For those who didn't know her I could share the 1001 things that made her special, just like most lucky daughters feel about their mothers. She never spoke badly about anyone, even my ex-husband who certainly gave her reason in my mind. She was a industry trailblazer in the 70's and 80's as a model and then a fashion photographer. She was a loving mother, devoted wife of 56 years, a loyal friend and an enternal optimist always believing to see the best in everyone.
Growing up there was always room for one more around the dinner table. Something I adopted in my life and personally found easier than always seeing the best in others. I am not as good a person as Elena. I know that. But I know she was proud of me, my accomplishments, my family, my generosity, my independence (although I believe she sometimes wished I needed her more).
But I always needed her. I still do. In fact now more than ever. She would be the person I would go to in a moment like this to be comforted, held...told it would be alright.
For the last two months of my mother's life she was in a palliative care ward in a hospital in Toronto. Also in that same ward, in the room right next door was my friend Sharon. Sharon was my age and was dying of colon cancer. I hadn't seen much of Sharon since I had moved to London a year and a half ago. But like my mother Sharon was a optimist. I often wondered what cruel lesson the universe was trying to teach me as I had not one but two people I cared about dying beside each other.
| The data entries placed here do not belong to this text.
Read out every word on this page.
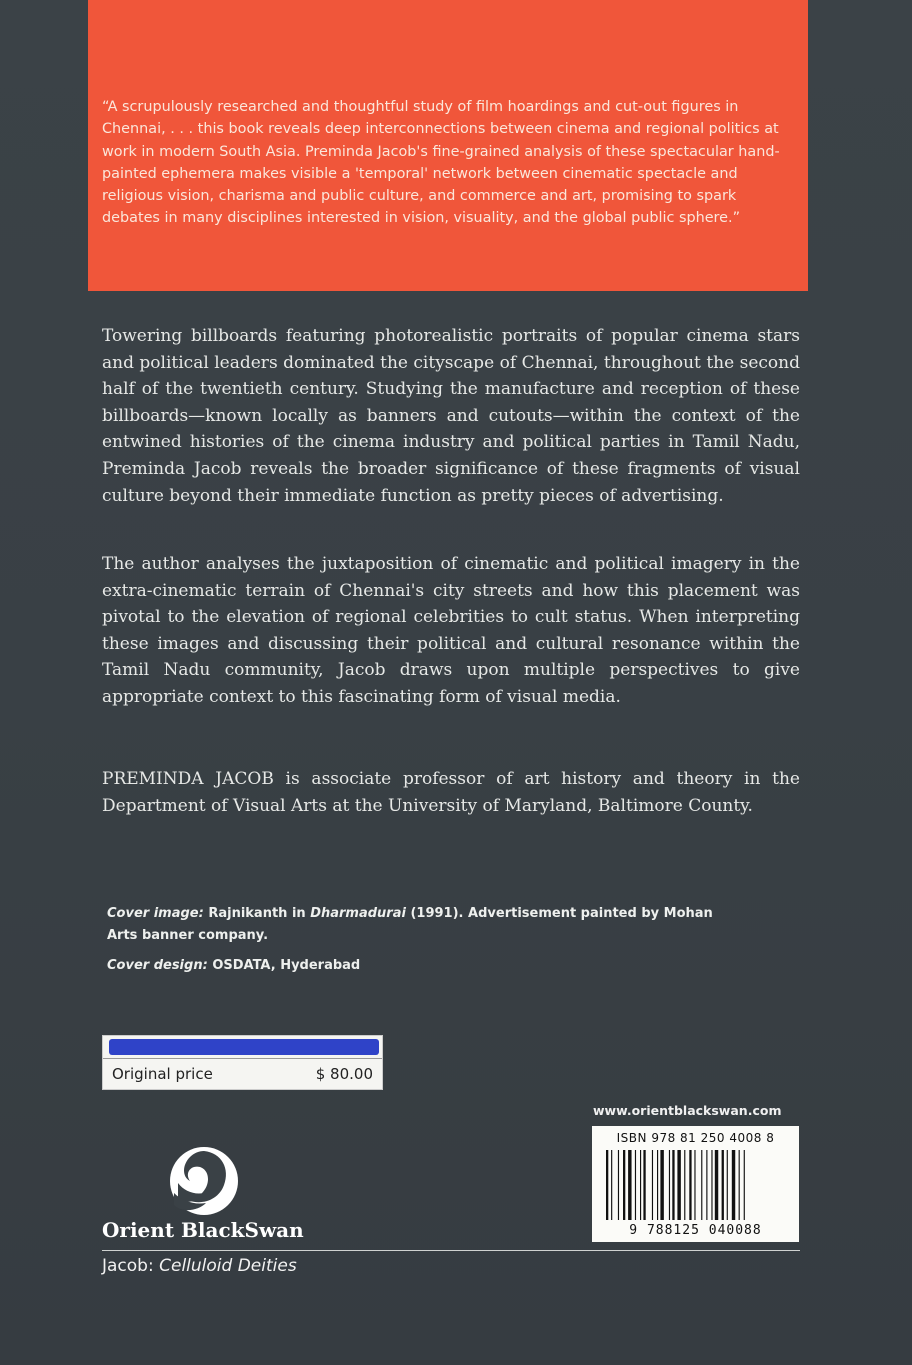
“A scrupulously researched and thoughtful study of film hoardings and cut-out figures in Chennai, . . . this book reveals deep interconnections between cinema and regional politics at work in modern South Asia. Preminda Jacob's fine-grained analysis of these spectacular hand-painted ephemera makes visible a 'temporal' network between cinematic spectacle and religious vision, charisma and public culture, and commerce and art, promising to spark debates in many disciplines interested in vision, visuality, and the global public sphere.”

Towering billboards featuring photorealistic portraits of popular cinema stars and political leaders dominated the cityscape of Chennai, throughout the second half of the twentieth century. Studying the manufacture and reception of these billboards—known locally as banners and cutouts—within the context of the entwined histories of the cinema industry and political parties in Tamil Nadu, Preminda Jacob reveals the broader significance of these fragments of visual culture beyond their immediate function as pretty pieces of advertising.

The author analyses the juxtaposition of cinematic and political imagery in the extra-cinematic terrain of Chennai's city streets and how this placement was pivotal to the elevation of regional celebrities to cult status. When interpreting these images and discussing their political and cultural resonance within the Tamil Nadu community, Jacob draws upon multiple perspectives to give appropriate context to this fascinating form of visual media.

PREMINDA JACOB is associate professor of art history and theory in the Department of Visual Arts at the University of Maryland, Baltimore County.

Cover image: Rajnikanth in Dharmadurai (1991). Advertisement painted by Mohan Arts banner company.

Cover design: OSDATA, Hyderabad

Original price	$ 80.00
www.orientblackswan.com
ISBN 978 81 250 4008 8
9 788125 040088
Orient BlackSwan
Jacob: Celluloid Deities
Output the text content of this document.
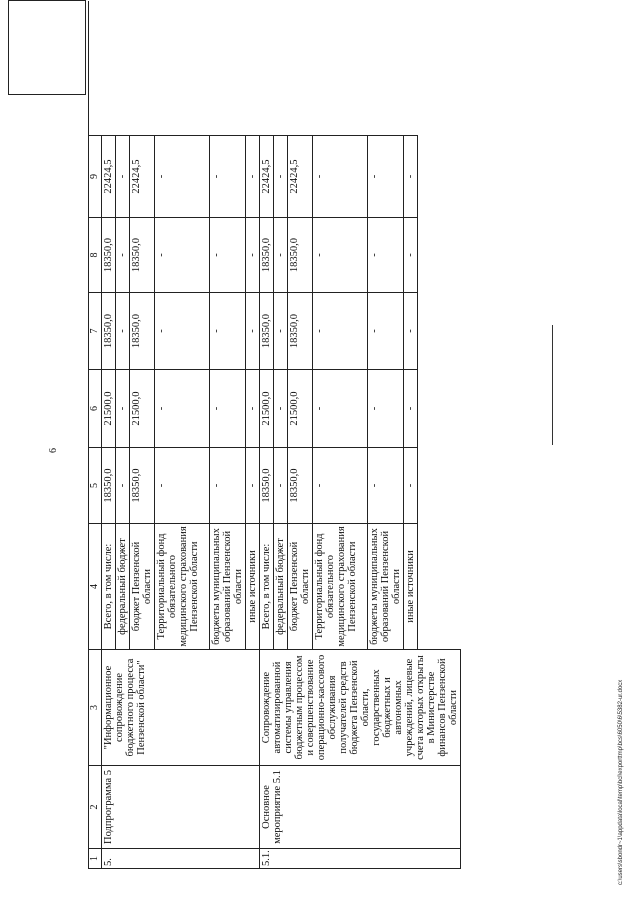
6
1
2
3
4
5
6
7
8
9
5.
Подпрограмма 5
"Информационное сопровождение бюджетного процесса Пензенской области"
Всего, в том числе:
18350,0
21500,0
18350,0
18350,0
22424,5
федеральный бюджет
-
-
-
-
-
бюджет Пензенской области
18350,0
21500,0
18350,0
18350,0
22424,5
Территориальный фонд обязательного медицинского страхования Пензенской области
-
-
-
-
-
бюджеты муниципальных образований Пензенской области
-
-
-
-
-
иные источники
-
-
-
-
-
5.1.
Основное мероприятие 5.1
Сопровождение автоматизированной системы управления бюджетным процессом и совершенствование операционно-кассового обслуживания получателей средств бюджета Пензенской области, государственных бюджетных и автономных учреждений, лицевые счета которых открыты в Министерстве финансов Пензенской области
Всего, в том числе:
18350,0
21500,0
18350,0
18350,0
22424,5
федеральный бюджет
-
-
-
-
-
бюджет Пензенской области
18350,0
21500,0
18350,0
18350,0
22424,5
Территориальный фонд обязательного медицинского страхования Пензенской области
-
-
-
-
-
бюджеты муниципальных образований Пензенской области
-
-
-
-
-
иные источники
-
-
-
-
-
c:\users\sbondr~1\appdata\local\temp\bcl\exporttmp\bcs\6050\6\5382-ur.docx
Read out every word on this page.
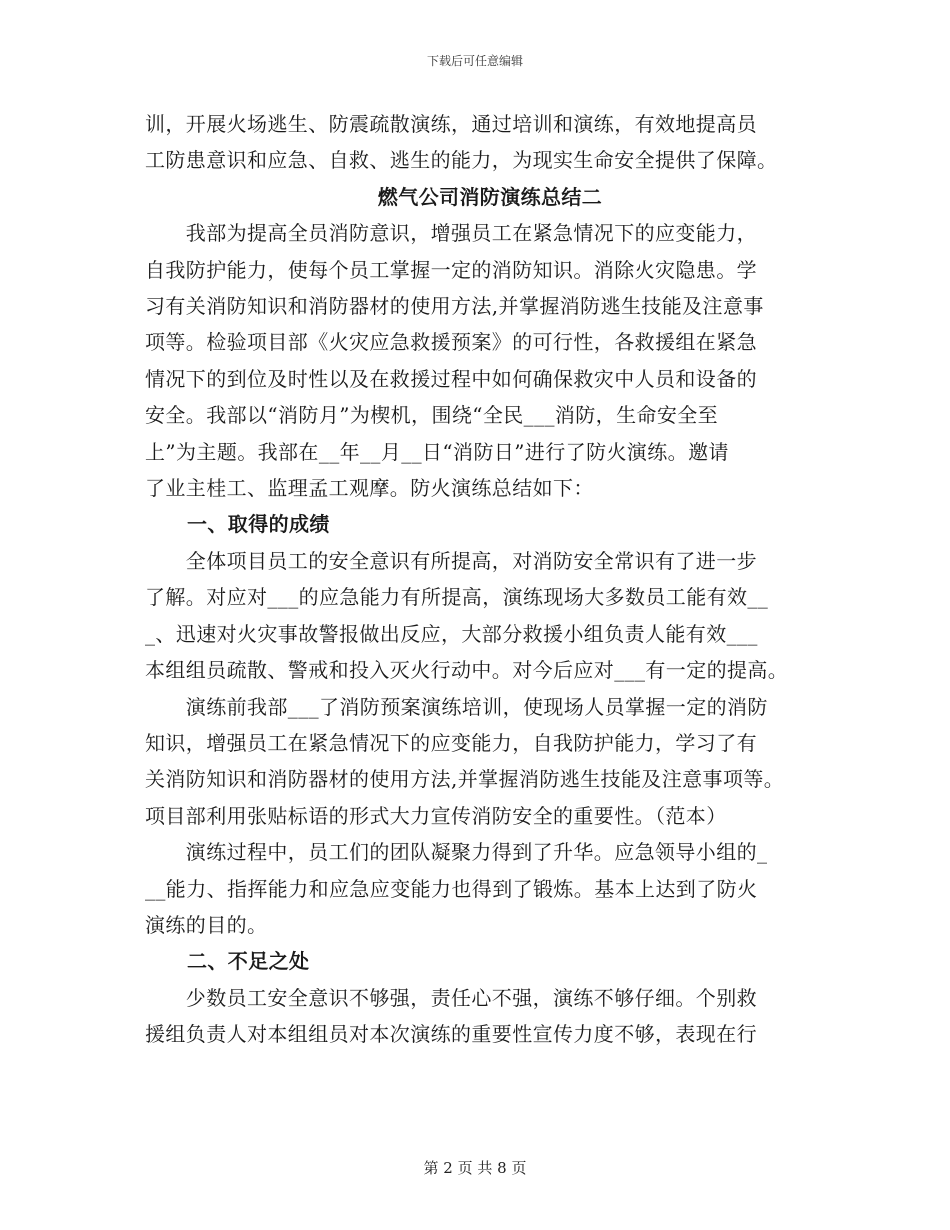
下载后可任意编辑
训，开展火场逃生、防震疏散演练，通过培训和演练，有效地提高员
工防患意识和应急、自救、逃生的能力，为现实生命安全提供了保障。
燃气公司消防演练总结二
　　我部为提高全员消防意识，增强员工在紧急情况下的应变能力，
自我防护能力，使每个员工掌握一定的消防知识。消除火灾隐患。学
习有关消防知识和消防器材的使用方法,并掌握消防逃生技能及注意事
项等。检验项目部《火灾应急救援预案》的可行性，各救援组在紧急
情况下的到位及时性以及在救援过程中如何确保救灾中人员和设备的
安全。我部以“消防月”为楔机，围绕“全民___消防，生命安全至
上”为主题。我部在__年__月__日“消防日”进行了防火演练。邀请
了业主桂工、监理孟工观摩。防火演练总结如下：
一、取得的成绩
　　全体项目员工的安全意识有所提高，对消防安全常识有了进一步
了解。对应对___的应急能力有所提高，演练现场大多数员工能有效__
_、迅速对火灾事故警报做出反应，大部分救援小组负责人能有效___
本组组员疏散、警戒和投入灭火行动中。对今后应对___有一定的提高。
　　演练前我部___了消防预案演练培训，使现场人员掌握一定的消防
知识，增强员工在紧急情况下的应变能力，自我防护能力，学习了有
关消防知识和消防器材的使用方法,并掌握消防逃生技能及注意事项等。
项目部利用张贴标语的形式大力宣传消防安全的重要性。（范本）
　　演练过程中，员工们的团队凝聚力得到了升华。应急领导小组的_
__能力、指挥能力和应急应变能力也得到了锻炼。基本上达到了防火
演练的目的。
二、不足之处
　　少数员工安全意识不够强，责任心不强，演练不够仔细。个别救
援组负责人对本组组员对本次演练的重要性宣传力度不够，表现在行
第 2 页 共 8 页
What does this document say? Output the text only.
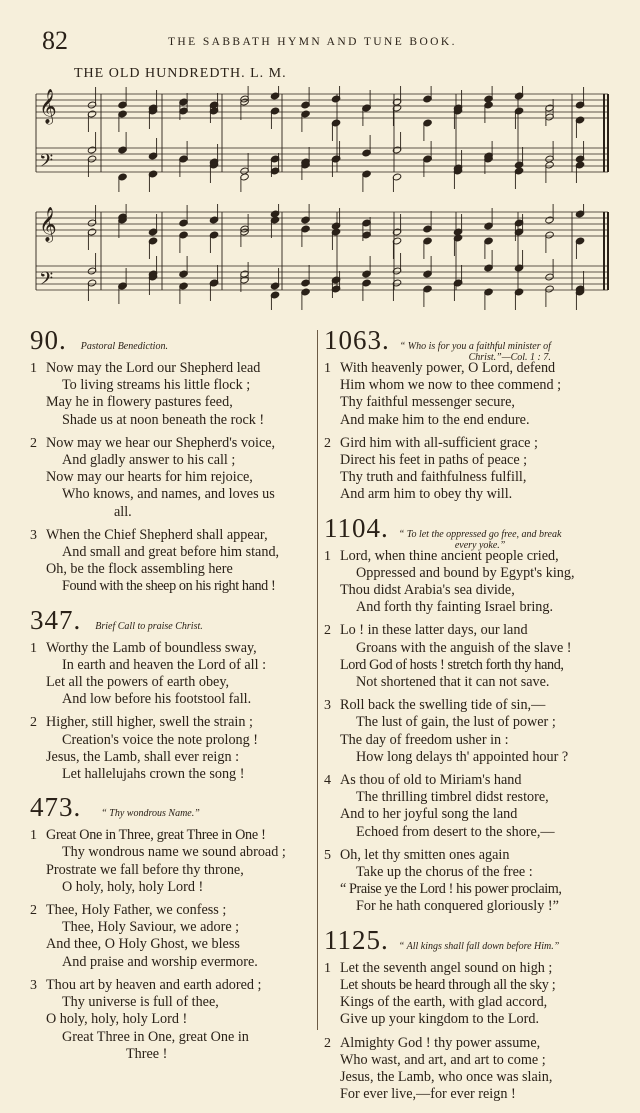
82	THE SABBATH HYMN AND TUNE BOOK.
THE OLD HUNDREDTH. L. M.
𝄞
𝄢
𝄞
𝄢
90. Pastoral Benediction.
1 Now may the Lord our Shepherd lead
To living streams his little flock ;
May he in flowery pastures feed,
Shade us at noon beneath the rock !
2 Now may we hear our Shepherd's voice,
And gladly answer to his call ;
Now may our hearts for him rejoice,
Who knows, and names, and loves us
all.
3 When the Chief Shepherd shall appear,
And small and great before him stand,
Oh, be the flock assembling here
Found with the sheep on his right hand !
347. Brief Call to praise Christ.
1 Worthy the Lamb of boundless sway,
In earth and heaven the Lord of all :
Let all the powers of earth obey,
And low before his footstool fall.
2 Higher, still higher, swell the strain ;
Creation's voice the note prolong !
Jesus, the Lamb, shall ever reign :
Let hallelujahs crown the song !
473. “ Thy wondrous Name.”
1 Great One in Three, great Three in One !
Thy wondrous name we sound abroad ;
Prostrate we fall before thy throne,
O holy, holy, holy Lord !
2 Thee, Holy Father, we confess ;
Thee, Holy Saviour, we adore ;
And thee, O Holy Ghost, we bless
And praise and worship evermore.
3 Thou art by heaven and earth adored ;
Thy universe is full of thee,
O holy, holy, holy Lord !
Great Three in One, great One in
Three !
1063. “ Who is for you a faithful minister of
Christ.”—Col. 1 : 7.
1 With heavenly power, O Lord, defend
Him whom we now to thee commend ;
Thy faithful messenger secure,
And make him to the end endure.
2 Gird him with all-sufficient grace ;
Direct his feet in paths of peace ;
Thy truth and faithfulness fulfill,
And arm him to obey thy will.
1104. “ To let the oppressed go free, and break
every yoke.”
1 Lord, when thine ancient people cried,
Oppressed and bound by Egypt's king,
Thou didst Arabia's sea divide,
And forth thy fainting Israel bring.
2 Lo ! in these latter days, our land
Groans with the anguish of the slave !
Lord God of hosts ! stretch forth thy hand,
Not shortened that it can not save.
3 Roll back the swelling tide of sin,—
The lust of gain, the lust of power ;
The day of freedom usher in :
How long delays th' appointed hour ?
4 As thou of old to Miriam's hand
The thrilling timbrel didst restore,
And to her joyful song the land
Echoed from desert to the shore,—
5 Oh, let thy smitten ones again
Take up the chorus of the free :
“ Praise ye the Lord ! his power proclaim,
For he hath conquered gloriously !”
1125. “ All kings shall fall down before Him.”
1 Let the seventh angel sound on high ;
Let shouts be heard through all the sky ;
Kings of the earth, with glad accord,
Give up your kingdom to the Lord.
2 Almighty God ! thy power assume,
Who wast, and art, and art to come ;
Jesus, the Lamb, who once was slain,
For ever live,—for ever reign !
I unofficially moved back to Toronto and lived in Elena's condo. My days consisted of going between the two rooms in the hospital. Sometimes I would wheel my mom into see Sharon and sometimes Sharon would come and visit her. Sharon called my mom her "cancer buddy". One would think that the circumstances of a mother and a friend both facing their final chapter would be without and happiness or laughter. But boy were they laughing. In fact I couldn't really fully understand it. But man oh man it was powerful. I think it was a gift that both Sharon and my mother were giving to those who loved them, their laughter, their sense of humour, the absense of obvious fear.
On Saturday April 29th my mother lost her cancer buddy, and I had lost my friend. My mother's grief was tremendous. I think everything for her became more real. After Sharon's passing and days leading to my mother's death she spoke to Sharon, she would tell me Sharon would come and visit her letting her know she was happy, calming my mother. I believe her. My mother was now living in-between two worlds, the living and the departed. My father would come and be with her too. He had passed away only 139 days before her. Often when speaking to her she would get distracted and look off in another direction. I would ask, who's here mother? And she would tell me. The room was filling up with people I could not see or hear.
Those last two months I had with her were a gift. She was the happiest palliative care patient you could imagine. During that time she arranged a final girlfriend's lunch at the Four Seasons. Celebrating her life long friends. She celebrated her 82nd birthday in her condo, surrounded by her family, Lola the cat and a dozen lobsters. She loved lobster and it was always a special treat.
The words "I love you" were used in abundance and it was meant and felt each time. She was never morbid, she laughed and rarely cried. She told me she was surprisingly at ease which spread to all those who visited her like "wild flower". My mom never really understood that the phrase was actually "spread like wild fire". But we much preferred the "wild flower" Elena version. Much more beautiful.
In the end she taught me you can't over use the words "I love you". That saying out loud "I miss you" is important to hear and it should never just be implied. She taught me that dying was in a lot of ways like living. And finally.... that laughter was truly the best medicine even after all other medicines had failed her laughter had not. She loved and was loved. She was never alone even if was with people I could not see someone was looking after her. I love you Elena, I miss you so much. Thank you so much for your strength, grace and beauty and for especially beating cancer when I was ten. Because as hard as it is at 56 years of age I could not have imagined not having you in my life and shaping me and my sisters to the women we are today.
Elena's final words to me still remain a mystery and maybe I will never fully understand but I held her hand, she looked at me and said, "Christina...my co-conspirator" . I will try my best to conspire without you momma. Sending you an airplane kiss to heaven.